There are 74,300 job vacancies in the critical Health Care and Social Assistance sector, which includes aged care, disability care, childcare and health.

Skills and Training Minister, Brendan O’Connor, released a report from the National Skills Commission in the weeks leading up to the budget, highlighting the investigation into the care sector workforce.

It found a shortfall of 100,000 workers in the care sector by 2027. This figure predated the Omicron outbreak.

Many seniors and those with older relatives would read this report with worry and wonder how they will get the support and care they and their loved ones need when the workers are not available.

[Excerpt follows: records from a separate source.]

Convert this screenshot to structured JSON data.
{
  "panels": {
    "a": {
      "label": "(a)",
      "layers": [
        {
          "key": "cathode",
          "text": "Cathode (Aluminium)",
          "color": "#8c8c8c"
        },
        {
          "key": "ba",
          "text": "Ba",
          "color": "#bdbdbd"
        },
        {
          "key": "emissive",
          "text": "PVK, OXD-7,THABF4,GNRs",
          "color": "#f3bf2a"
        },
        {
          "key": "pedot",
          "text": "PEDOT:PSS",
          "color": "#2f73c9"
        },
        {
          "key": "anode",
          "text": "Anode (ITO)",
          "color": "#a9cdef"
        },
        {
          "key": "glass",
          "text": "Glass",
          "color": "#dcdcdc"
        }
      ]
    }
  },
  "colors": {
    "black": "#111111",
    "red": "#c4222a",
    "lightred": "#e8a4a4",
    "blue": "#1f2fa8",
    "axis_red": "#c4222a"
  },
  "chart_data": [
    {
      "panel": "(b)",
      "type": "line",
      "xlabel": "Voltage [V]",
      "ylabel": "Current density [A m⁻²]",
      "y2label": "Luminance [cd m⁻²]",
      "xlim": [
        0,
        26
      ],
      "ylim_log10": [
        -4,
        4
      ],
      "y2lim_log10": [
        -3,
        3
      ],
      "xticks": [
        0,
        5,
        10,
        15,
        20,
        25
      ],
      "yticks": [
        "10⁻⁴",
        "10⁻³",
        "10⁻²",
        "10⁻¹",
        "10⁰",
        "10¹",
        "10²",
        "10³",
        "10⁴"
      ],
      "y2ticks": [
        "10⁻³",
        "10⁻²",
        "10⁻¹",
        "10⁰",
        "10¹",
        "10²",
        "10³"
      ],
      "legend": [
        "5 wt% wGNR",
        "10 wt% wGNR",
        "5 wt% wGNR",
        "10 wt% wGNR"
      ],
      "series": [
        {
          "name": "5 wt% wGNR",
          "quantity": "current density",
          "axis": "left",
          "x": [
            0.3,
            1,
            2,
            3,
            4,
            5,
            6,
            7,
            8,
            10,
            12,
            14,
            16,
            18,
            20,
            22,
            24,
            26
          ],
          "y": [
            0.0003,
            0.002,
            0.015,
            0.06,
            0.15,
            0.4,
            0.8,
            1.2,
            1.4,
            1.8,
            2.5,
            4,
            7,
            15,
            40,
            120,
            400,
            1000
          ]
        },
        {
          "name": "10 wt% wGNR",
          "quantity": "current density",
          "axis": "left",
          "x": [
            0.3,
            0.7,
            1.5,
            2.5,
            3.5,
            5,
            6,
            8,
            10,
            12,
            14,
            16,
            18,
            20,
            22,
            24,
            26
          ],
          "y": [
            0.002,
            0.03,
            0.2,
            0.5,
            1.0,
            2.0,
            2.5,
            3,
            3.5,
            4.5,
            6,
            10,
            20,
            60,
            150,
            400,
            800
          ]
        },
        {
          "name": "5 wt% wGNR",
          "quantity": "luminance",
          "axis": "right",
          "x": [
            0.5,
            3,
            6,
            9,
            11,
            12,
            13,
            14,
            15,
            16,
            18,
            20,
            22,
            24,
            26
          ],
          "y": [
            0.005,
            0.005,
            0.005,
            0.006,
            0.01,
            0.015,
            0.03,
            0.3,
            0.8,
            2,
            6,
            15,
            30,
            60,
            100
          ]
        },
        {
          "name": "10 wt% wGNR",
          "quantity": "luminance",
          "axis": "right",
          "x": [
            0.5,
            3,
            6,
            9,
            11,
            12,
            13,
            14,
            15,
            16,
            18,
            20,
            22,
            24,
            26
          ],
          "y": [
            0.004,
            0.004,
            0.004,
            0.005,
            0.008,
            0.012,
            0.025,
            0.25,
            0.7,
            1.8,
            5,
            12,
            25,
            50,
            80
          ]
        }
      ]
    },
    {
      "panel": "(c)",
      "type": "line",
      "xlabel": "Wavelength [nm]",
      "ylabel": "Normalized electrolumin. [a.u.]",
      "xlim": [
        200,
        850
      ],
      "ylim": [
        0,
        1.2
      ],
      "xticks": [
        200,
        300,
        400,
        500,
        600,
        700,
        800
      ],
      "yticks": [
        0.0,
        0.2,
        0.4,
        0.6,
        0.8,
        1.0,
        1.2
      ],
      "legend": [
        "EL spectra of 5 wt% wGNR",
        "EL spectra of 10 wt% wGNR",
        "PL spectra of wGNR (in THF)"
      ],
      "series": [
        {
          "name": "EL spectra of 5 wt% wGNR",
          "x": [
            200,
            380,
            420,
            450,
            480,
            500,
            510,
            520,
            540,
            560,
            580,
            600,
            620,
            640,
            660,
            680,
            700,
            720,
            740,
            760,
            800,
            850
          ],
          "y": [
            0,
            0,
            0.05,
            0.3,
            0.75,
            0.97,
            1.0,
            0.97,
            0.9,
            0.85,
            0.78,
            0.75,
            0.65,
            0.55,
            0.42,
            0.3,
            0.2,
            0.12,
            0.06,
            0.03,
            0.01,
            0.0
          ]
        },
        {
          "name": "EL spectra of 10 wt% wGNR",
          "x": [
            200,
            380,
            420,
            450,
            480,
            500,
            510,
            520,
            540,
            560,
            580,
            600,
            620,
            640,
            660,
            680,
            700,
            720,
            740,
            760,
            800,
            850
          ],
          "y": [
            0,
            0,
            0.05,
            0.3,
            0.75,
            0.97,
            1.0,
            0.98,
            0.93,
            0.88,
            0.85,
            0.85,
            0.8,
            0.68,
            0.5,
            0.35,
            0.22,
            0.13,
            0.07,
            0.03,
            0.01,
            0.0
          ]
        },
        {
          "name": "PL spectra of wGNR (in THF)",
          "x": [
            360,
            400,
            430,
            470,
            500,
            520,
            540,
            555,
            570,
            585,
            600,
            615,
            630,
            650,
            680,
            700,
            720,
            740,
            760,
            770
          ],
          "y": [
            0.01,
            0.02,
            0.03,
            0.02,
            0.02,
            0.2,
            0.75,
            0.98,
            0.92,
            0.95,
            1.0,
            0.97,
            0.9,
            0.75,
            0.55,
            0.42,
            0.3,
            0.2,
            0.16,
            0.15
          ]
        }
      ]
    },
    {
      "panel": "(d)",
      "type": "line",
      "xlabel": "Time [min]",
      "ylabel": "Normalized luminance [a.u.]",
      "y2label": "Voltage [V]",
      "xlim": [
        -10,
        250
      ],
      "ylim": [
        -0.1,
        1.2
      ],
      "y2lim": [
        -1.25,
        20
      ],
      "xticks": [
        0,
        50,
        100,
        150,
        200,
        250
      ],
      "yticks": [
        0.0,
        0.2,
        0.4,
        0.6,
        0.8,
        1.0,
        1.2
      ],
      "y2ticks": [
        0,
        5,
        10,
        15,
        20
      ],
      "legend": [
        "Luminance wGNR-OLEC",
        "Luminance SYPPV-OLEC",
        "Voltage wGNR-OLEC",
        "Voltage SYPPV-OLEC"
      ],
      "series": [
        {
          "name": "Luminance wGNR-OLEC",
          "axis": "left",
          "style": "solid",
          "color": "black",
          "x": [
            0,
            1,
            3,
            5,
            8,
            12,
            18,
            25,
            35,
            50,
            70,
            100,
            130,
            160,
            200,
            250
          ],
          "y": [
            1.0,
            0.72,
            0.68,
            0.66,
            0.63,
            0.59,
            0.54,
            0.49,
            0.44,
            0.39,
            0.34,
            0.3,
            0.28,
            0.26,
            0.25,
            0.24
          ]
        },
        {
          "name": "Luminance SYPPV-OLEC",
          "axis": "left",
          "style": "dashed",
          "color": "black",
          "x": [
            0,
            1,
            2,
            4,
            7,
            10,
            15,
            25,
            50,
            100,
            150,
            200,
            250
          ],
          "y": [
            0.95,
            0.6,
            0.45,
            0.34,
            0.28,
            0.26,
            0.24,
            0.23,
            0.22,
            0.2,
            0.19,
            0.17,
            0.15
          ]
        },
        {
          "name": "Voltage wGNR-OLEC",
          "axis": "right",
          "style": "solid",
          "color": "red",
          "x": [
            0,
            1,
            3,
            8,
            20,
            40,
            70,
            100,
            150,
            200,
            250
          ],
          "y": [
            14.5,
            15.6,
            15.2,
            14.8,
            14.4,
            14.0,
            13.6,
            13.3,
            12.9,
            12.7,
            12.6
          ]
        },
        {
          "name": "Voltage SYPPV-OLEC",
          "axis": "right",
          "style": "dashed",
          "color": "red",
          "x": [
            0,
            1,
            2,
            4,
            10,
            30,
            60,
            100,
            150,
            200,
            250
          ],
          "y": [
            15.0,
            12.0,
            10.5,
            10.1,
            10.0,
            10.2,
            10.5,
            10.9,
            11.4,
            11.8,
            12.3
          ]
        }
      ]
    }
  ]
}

We believe the workforce crisis in the care sector could be eased by allowing pensioners to work, and work more, without being financially penalised. We want to work with the government to deliver a stronger incentive to retain pensioners in the care workforce.

A two-year trial of a targeted exemption should be delivered in the May 2023 Budget if we have any hope of arresting the growing workforce shortages.

Better still, if only 8.3 per cent of pensioners rejoined the workforce and worked more under an opt-in exemption of employment income, the cost to the government would be neutral and beyond that revenue positive.

Letting pensioners work in the care sector without being penalised is a win for the government, the economy and pensioners.